While she’s happy the lake gives enjoyment to so many, she is alarmed and frustrated by what she says is an increasing number of powerful boats.
“I am really noticing more cigar boats on the lake this year – several times a day and it concerns me safety wise,” Drew says. “They’re frightening and I don’t see how they can exist with other activities on the lake.”
Drew says prior to this year, she has seen the occasional cigar boat travelling primarily along the south side of the lake.
Friends who have a cabin on Anstey Arm have complained they are also seeing many more and their neighbour advised the boats have been banned from Okanagan Lake.
“They’re starting to come up the middle of the lake and they’re super loud, like a plane,” Drew says. “And they’re travelling really close to you so there is no way they could react to a small boat or a kayak.”
Drew recounts a rescue she and her brother undertook in Blind Bay when a Rotary exchange student was injured by a boat propeller while she was swimming beyond the buoys.
She says it took just 30 seconds to a minute of the boat operator’s inattention for the accident to happen.
“I can’t imagine how long a cigar boat would have to react, maybe a millisecond,” Drew says. “It seems crazy with the amount of traffic on the lake.

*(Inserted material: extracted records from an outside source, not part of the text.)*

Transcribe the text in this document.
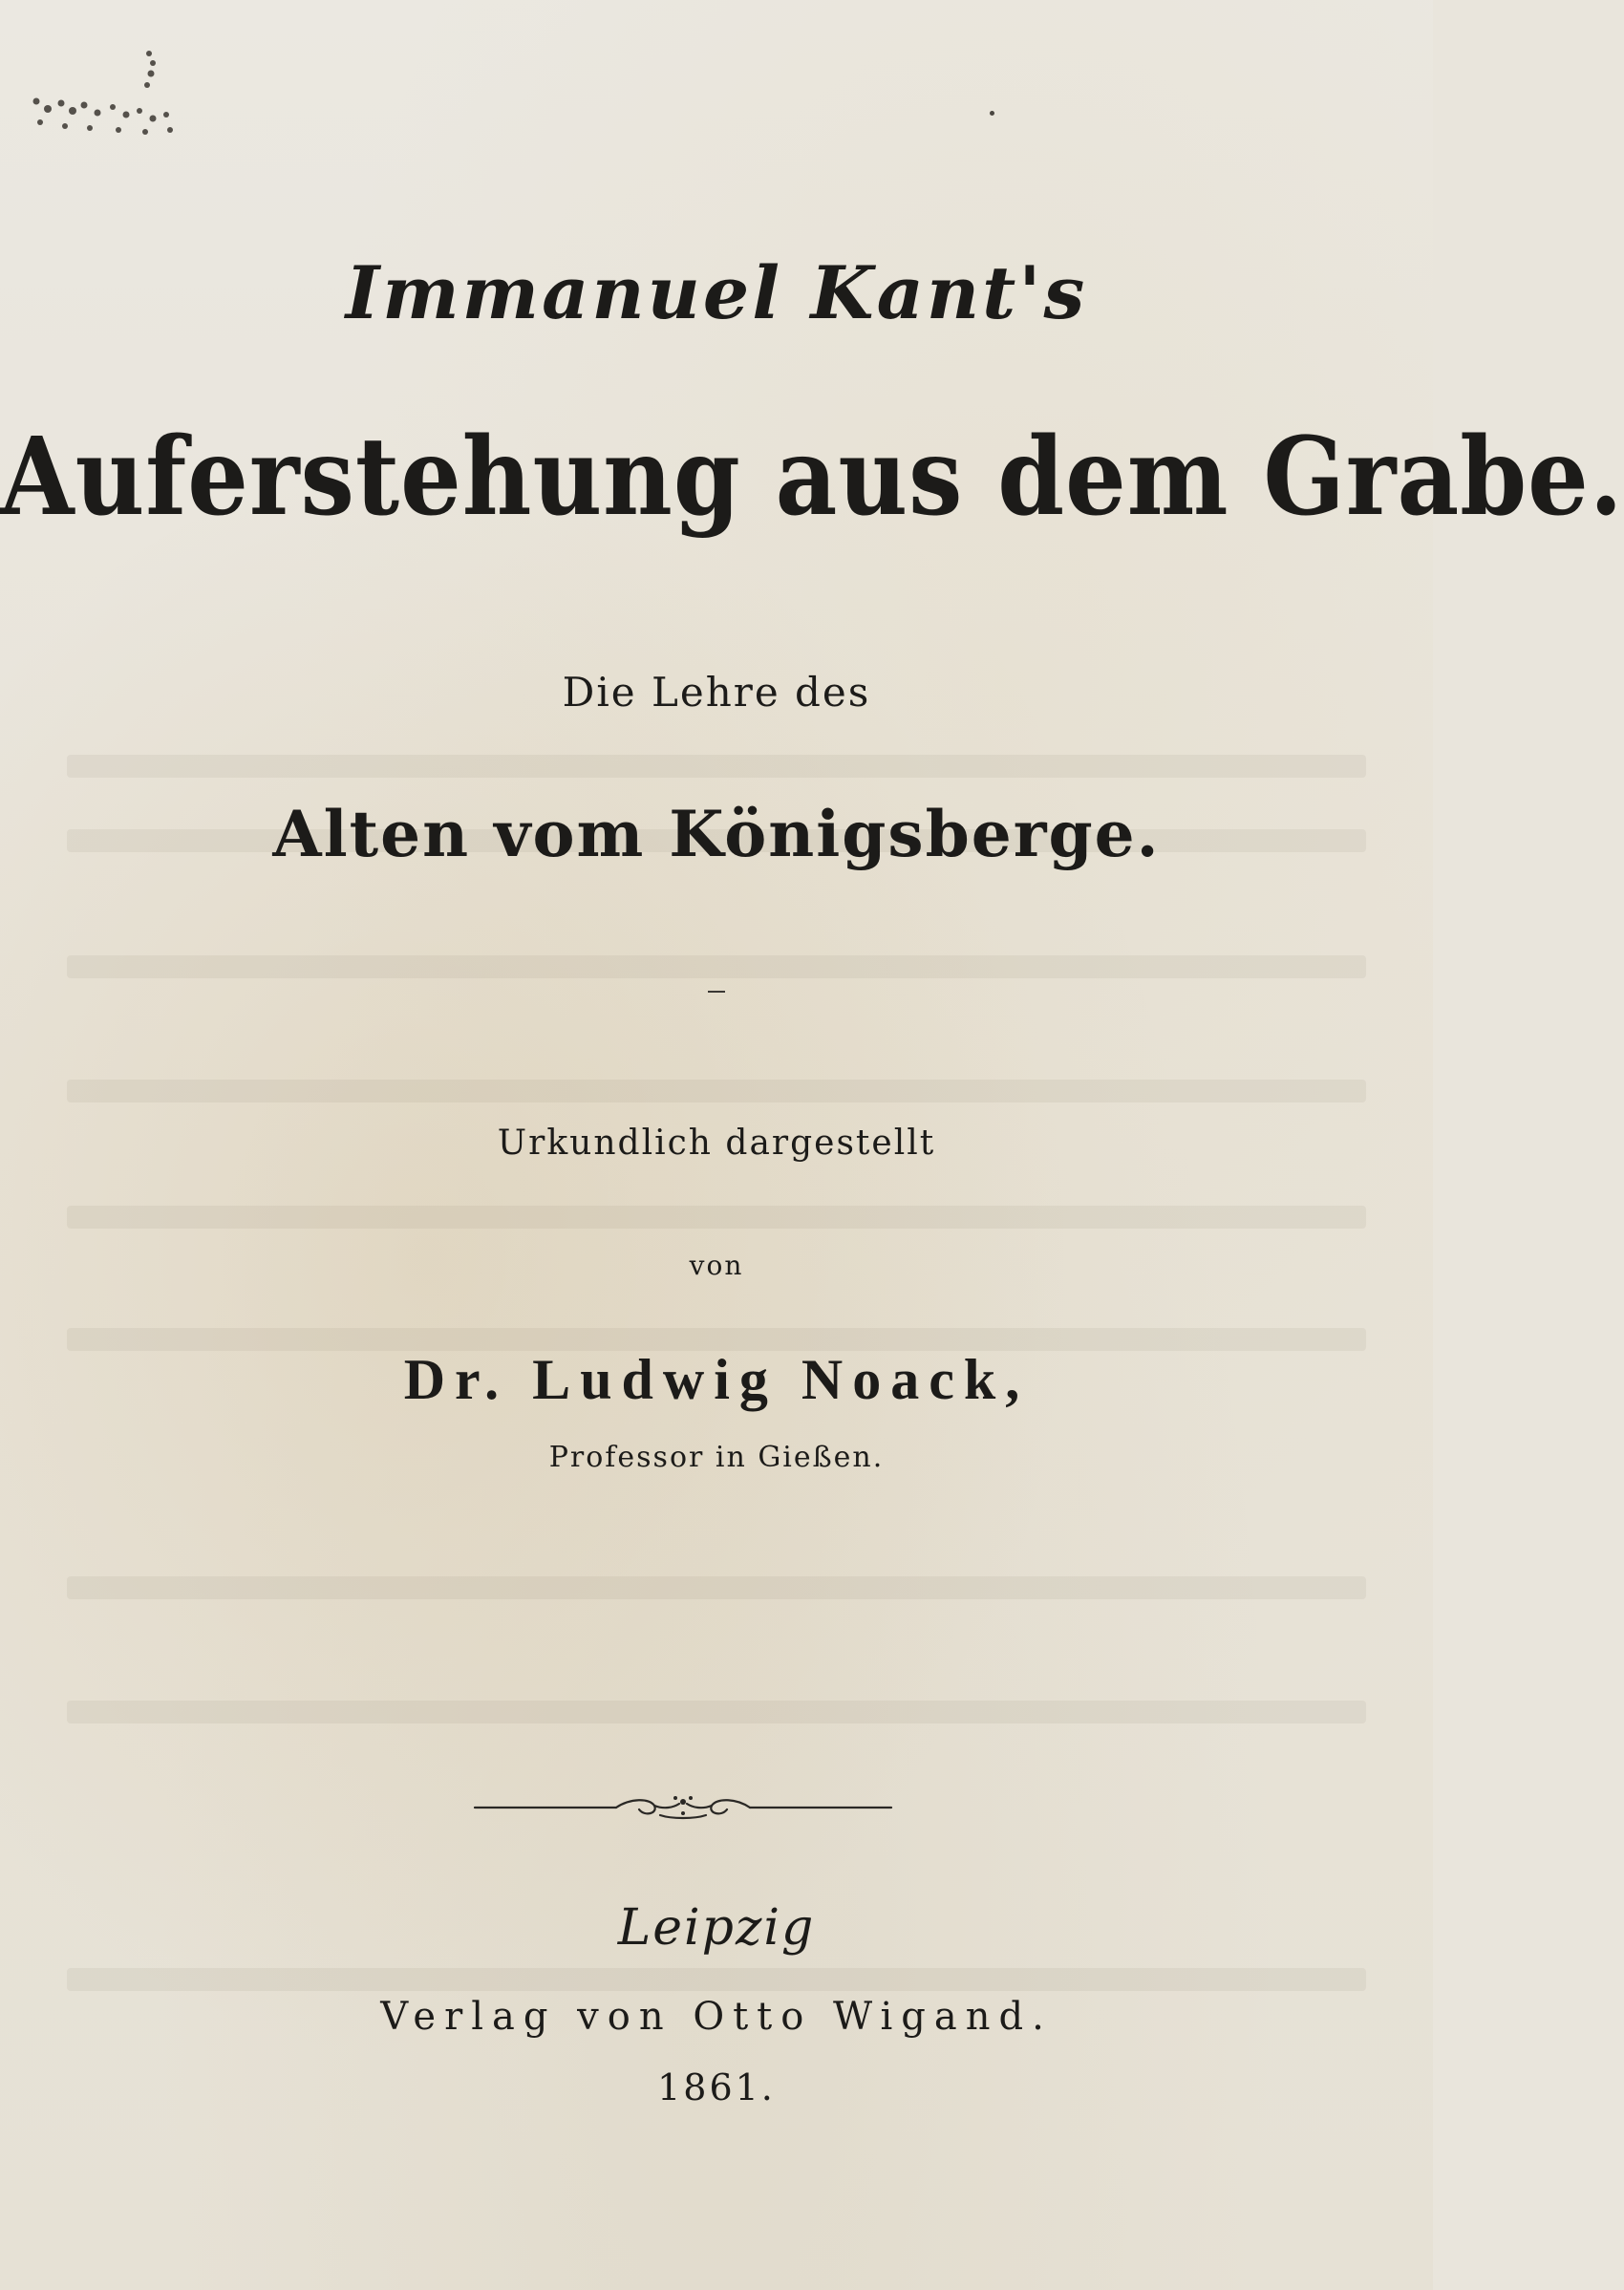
Immanuel Kant's
Auferstehung aus dem Grabe.

Die Lehre des

Alten vom Königsberge.

Urkundlich dargestellt

von

Dr. Ludwig Noack,

Professor in Gießen.

Leipzig

Verlag von Otto Wigand.

1861.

I don’t see that they’re compatible.”
Cpl J.R. Lechky of the Sicamous RCMP detachment understands Drew’s concerns but says the police are only able to conduct safety checks, enforce regulations regarding safety and make sure people have.
The only place on Shuswap Lake that has a speed limit is Cinnemousun Narrows. Everywhere else is wide open to boat operators.
But Lechky says the new wake-boarding fad has brought a proliferation of ski and wake boats that are a lot louder and a lot more disruptive.
“We were out on Canada Day and they’re just as loud and making twice the wake as the cigar boats,” he said.
Lechky says Transport Canada is the federal body responsible for vessel regulations and so far there are none for Shuswap Lake. Okanagan Lake was able to ban cigar boats following a successful application to Transport Canada.
“It is not necessarily a problem that will be easily addressed in an immediate time; it’s going to be quite a long time sorting this out,” he said, adding a word of caution to those who operate their boats unsafely. “My own personal belief is, if there is to be an accident, I would find it difficult to believe the guy running that boat wouldn’t be found guilty (in a civil suit).”
In a July 10 email, Transport Canada says it is committed to improving safety of navigation and protecting the environment.
“Under the Vessel Operation Restriction Regulations, local authorities can apply to the federal government to impose restrictions to navigation in specified Canadian waters,” reads the email, noting regulations are amended yearly. “The amendments represent the final stage for a local authority to receive federal approval to restrict navigation in their area. Involved stakeholders working together can often find more timely, effective and affordable solutions.”